# southdown dorset cross



## gun barrel fibre (Apr 21, 2018)

I just purchased 3 yearling ewes that are Southdown crossed with Dorset from registered stock. I am hoping this was a smart move as I wish to make the herd a dual purpose fibre and meat. What are some traits of the Southdown that people would recommend? I also have an opportunity to purchase a reg Southdown 2018 ram lamb or the father of the ewes. Not much difference in price . Ram is 4 yrs old and I was able to see his disposition and see other offspring of his. He seems to be a good herd sire for twins.  Eventually I wish to cross the Southdown Ewes with my reg Hampshire. He has a 90 % rate of producing daughters and has only produced twins to date. Does any one else have these breeds crossed in their herds and how do they like this cross?  It means running 2 rams on the property with their individual little herds if I get the older ram so wasn't sure if I want to do that yet as I can wait for the ram lamb to grow up. Older ram is quiet and has had halter work done. So that is always a consideration with me.


----------



## Latestarter (Apr 21, 2018)

Congrats on your new sheep. I know nothing of either breed. As long as you like their fiber, I guess that's what matters.
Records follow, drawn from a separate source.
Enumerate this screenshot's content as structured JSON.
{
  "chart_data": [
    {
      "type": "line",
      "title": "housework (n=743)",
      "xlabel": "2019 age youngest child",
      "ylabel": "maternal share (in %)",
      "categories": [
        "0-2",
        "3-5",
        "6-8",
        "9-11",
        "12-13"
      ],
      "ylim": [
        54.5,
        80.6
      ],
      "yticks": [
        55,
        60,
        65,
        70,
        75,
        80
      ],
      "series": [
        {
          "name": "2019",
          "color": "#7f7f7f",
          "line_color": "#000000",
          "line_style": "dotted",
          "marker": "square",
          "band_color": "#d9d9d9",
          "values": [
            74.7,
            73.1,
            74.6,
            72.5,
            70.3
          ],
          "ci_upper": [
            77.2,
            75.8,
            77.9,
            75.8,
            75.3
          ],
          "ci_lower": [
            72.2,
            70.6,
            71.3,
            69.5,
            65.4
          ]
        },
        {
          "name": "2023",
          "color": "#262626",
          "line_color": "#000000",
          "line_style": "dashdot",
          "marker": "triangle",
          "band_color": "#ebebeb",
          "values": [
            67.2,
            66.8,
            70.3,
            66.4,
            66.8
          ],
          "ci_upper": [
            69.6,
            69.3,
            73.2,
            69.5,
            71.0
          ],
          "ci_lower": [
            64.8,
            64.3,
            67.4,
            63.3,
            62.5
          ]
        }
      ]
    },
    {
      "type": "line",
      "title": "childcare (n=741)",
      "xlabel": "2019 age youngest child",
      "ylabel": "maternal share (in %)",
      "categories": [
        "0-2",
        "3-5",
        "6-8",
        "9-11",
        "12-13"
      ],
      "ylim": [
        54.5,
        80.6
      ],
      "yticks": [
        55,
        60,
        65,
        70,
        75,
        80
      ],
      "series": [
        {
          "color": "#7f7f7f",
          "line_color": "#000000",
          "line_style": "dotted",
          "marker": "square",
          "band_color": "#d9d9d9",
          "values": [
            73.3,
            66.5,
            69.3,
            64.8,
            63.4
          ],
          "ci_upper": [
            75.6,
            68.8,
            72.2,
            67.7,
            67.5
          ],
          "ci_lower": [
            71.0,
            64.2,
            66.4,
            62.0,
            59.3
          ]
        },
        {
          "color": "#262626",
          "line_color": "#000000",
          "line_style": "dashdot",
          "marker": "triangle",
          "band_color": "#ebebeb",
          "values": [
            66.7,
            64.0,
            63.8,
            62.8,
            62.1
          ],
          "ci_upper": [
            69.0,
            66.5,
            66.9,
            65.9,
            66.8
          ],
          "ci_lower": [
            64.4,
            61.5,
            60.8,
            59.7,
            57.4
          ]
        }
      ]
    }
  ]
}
Time will tell if you like the meat. From everything I've heard about rams, even though he seems like a real gentleman, never turn your back on him.


----------



## Bossroo (Apr 23, 2018)

'through the years, Southdowns have been well known for producing finest tasteing meat.  The issue that you may face is the fact that the Hampshire is a large breed of sheep with wide front shoulder conformation , so well known to sire lambs with very wide front end conformation , therefore many ewes will have difficulty giving birth  so make sure you are there at birthing so that you can assist in pulling the lambs if needed. Otherwise,both are  a great meat producing breeds .


----------